First, find the moles of each reactant. Moles of KOH: Moles = Molarity × Volume (in liters) Moles of KOH = 0.200 M × (100.0 mL/1000 mL) = 0.0200 mol Moles of NiSO4: Moles = Molarity × Volume (in liters) Moles of NiSO4 = 0.150 M × (200.0 mL/1000 mL) = 0.0300 mol Next, determine the mole ratio between KOH and NiSO4 using the stoichiometric coefficients from the balanced chemical equation: Mole ratio = 2 (KOH) : 1 (NiSO4) Compare the actual mole ratio with the stoichiometry: Actual ratio = moles of KOH / moles of NiSO4 = 0.0200 / 0.0300 = 0.6667 Since the actual mole ratio is less than the stoichiometric requirement, KOH is the limiting reactant.

(d) Calculate the mass of the precipitate formed.
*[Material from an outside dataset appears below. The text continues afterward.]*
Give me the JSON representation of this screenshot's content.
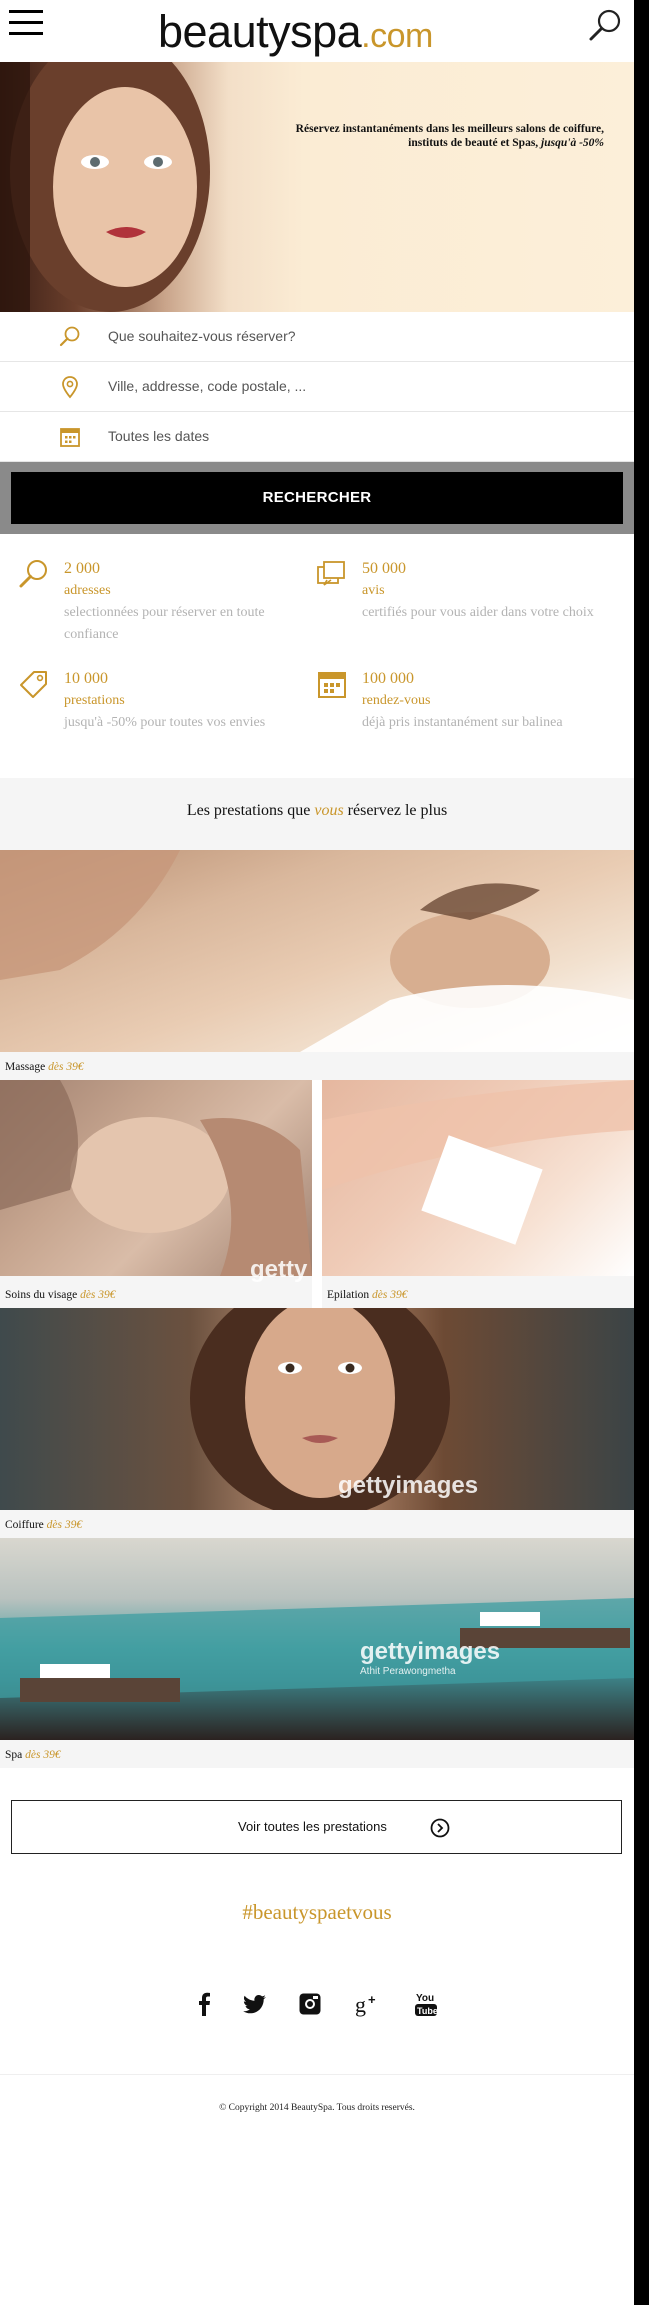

Since KOH is the limiting reactant, the amount of precipitate formed depends on the amount of KOH: Moles of Ni(OH)2 formed = 1/2 x Moles of KOH = 1/2 x 0.0200 mol = 0.0100 mol Now, we can calculate the mass of Ni(OH)2: Mass = Moles × Molar mass (in g/mol) Molar mass of Ni(OH)2 = 58.69 (Ni) + 2 × (16.00 + 1.008) (OH) = 92.708 g/mol Mass of Ni(OH)2 = 0.0100 mol × 92.708 g/mol = 0.9271 g

(e) Calculate the concentration of each ion that remains in solution.

First, determine the moles of each product after the reaction. Moles of K2SO4 formed = Moles of KOH / 2 = 0.0200 mol / 2 = 0.0100 mol Moles of remaining NiSO4 = Initial moles of NiSO4 - moles of KOH / 2 = 0.0300 mol - 0.0100 mol = 0.0200 mol Moles of K+ ion = 2 × moles of K2SO4 formed = 2 × 0.0100 mol = 0.0200 mol Total volume of the solution = 100 mL (KOH) + 200 mL (NiSO4) = 300 mL Now, calculate the molarities of the remaining ions: Molarity of K+ ion: 0.0200 mol / (300 mL / 1000 mL) = 0.0667 M Molarity of Ni2+ ion: 0.0200 mol / (300 mL / 1000 mL) = 0.0667 M Molarity of SO42- ion: 0.0100 mol / (300 mL / 1000 mL) = 0.0333 M Thus, the remaining concentrations of ions in the solution are [K+] = 0.0667 M, [Ni2+] = 0.0667 M, and [SO42-] = 0.0333 M.